I created an activity generator using Python 3.8 that will spawn a process, manipulate files, and initiate network requests while logging all activities to a user-defined log file. Logs are stored in a YAML format in order to balance readability and performance, which can then be compared against an EDR agent for testing purposes. Most data behind activities is configurable via the application's command-line arguments. This application is also fitted with automated unit tests for proper test coverage.
MacOS, Linux, and Windows
Ensure that Python 3.8 is installed
This project uses pipenv for virtual env/package management, it's recommended to install that first. Alternatively, the packages within Pipfile
can be installed manually.
After installing pipenv, run pipenv install
to install packages.
Running the application and generating logs
pipenv run python main.py --log-file-path logs/activity_log.yaml --test-file-path test.txt --test-command "python --version" --test-hostname www.google.com --test-port 80
Running unit tests
pipenv run python -m unittest
This application contains most of its logic inside of the activity_generator
package within two classes: Generator
and Logger
. The Generator
class has methods for the types of activities that can be triggered by the application, such as file creation/modification/deletion, starting a process, and transmitting data. Logger
handles all of the logic for compiling data around an activity and appending it to a log file.
All activity logs contain a unix timestamp and data around the process that triggered the activity. In most cases, this process data is the activity generator application, but this differs for a triggered process activity (see below).
The filename for triggering a file activity is configurable via the --test-file-path
command-line argument. The filename can be relative, and will be converted to an full/absolute path for logging purposes. This activity logs relevant file data and data about the process currently manipulating the files.
The executable for triggering a process activity is configurable via the --test-command
command-line argument. The executable and its arguments/flags are defined as a single string to mimic how a command would normally be executed in the command-line (e.g. ls -al
). This can also be leveraged to automate commands to used for testing if desired. This activity logs the start time and other data about the newly launched process, as opposed to the activity generator process.
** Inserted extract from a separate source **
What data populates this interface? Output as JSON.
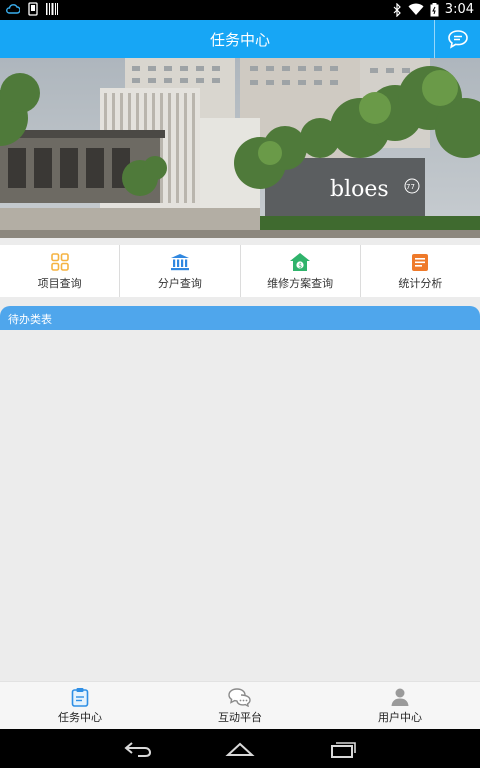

The hostname and port for triggering a network activity is configurable via the --test-hostname
and --test-port
command-line arguments. Network activities will log the activity generator process data, as well as data about the socket connection and data transmitted during it (source/destination IP and port, bytes sent, protocol). Note that the log entry for a network connection protocol will always be tcp
. Making this dynamic could be a possible feature for the future.
I designed the logging to prevent against a log entry being lost in the event of a crash/fatal error within the script. When an activity occurs, it's immediately logged, and the log file is subsequently closed (implicitly by using a with
block). When a new activity occurs, it is appended to the log file immediately. Logging this way (i.e. only appending logs) means that my code can manipulate very large log files, since it does not require parsing the log contents before writing additional ones. This is the main reason why I chose YAML as a log format.
Much of the testing in this application leverages mocking. This is especially important for open()
calls where it's disadvantageous to create persistent files on disk during a unit test. Mocking file manipulation, while it's more verbose, results in a bit more performant code and prevents lingering test files (in case they're never deleted).
I also wrote the unit tests in a way where the tests for Generator
and Logger
do not overlap. Generator
unit tests use a mock Logger
instance to log activities, so the logging code is never called within these unit tests. This saves from mocking underlying logging functionality for every test which can result in bloated tests, and lack of seperation of concerns.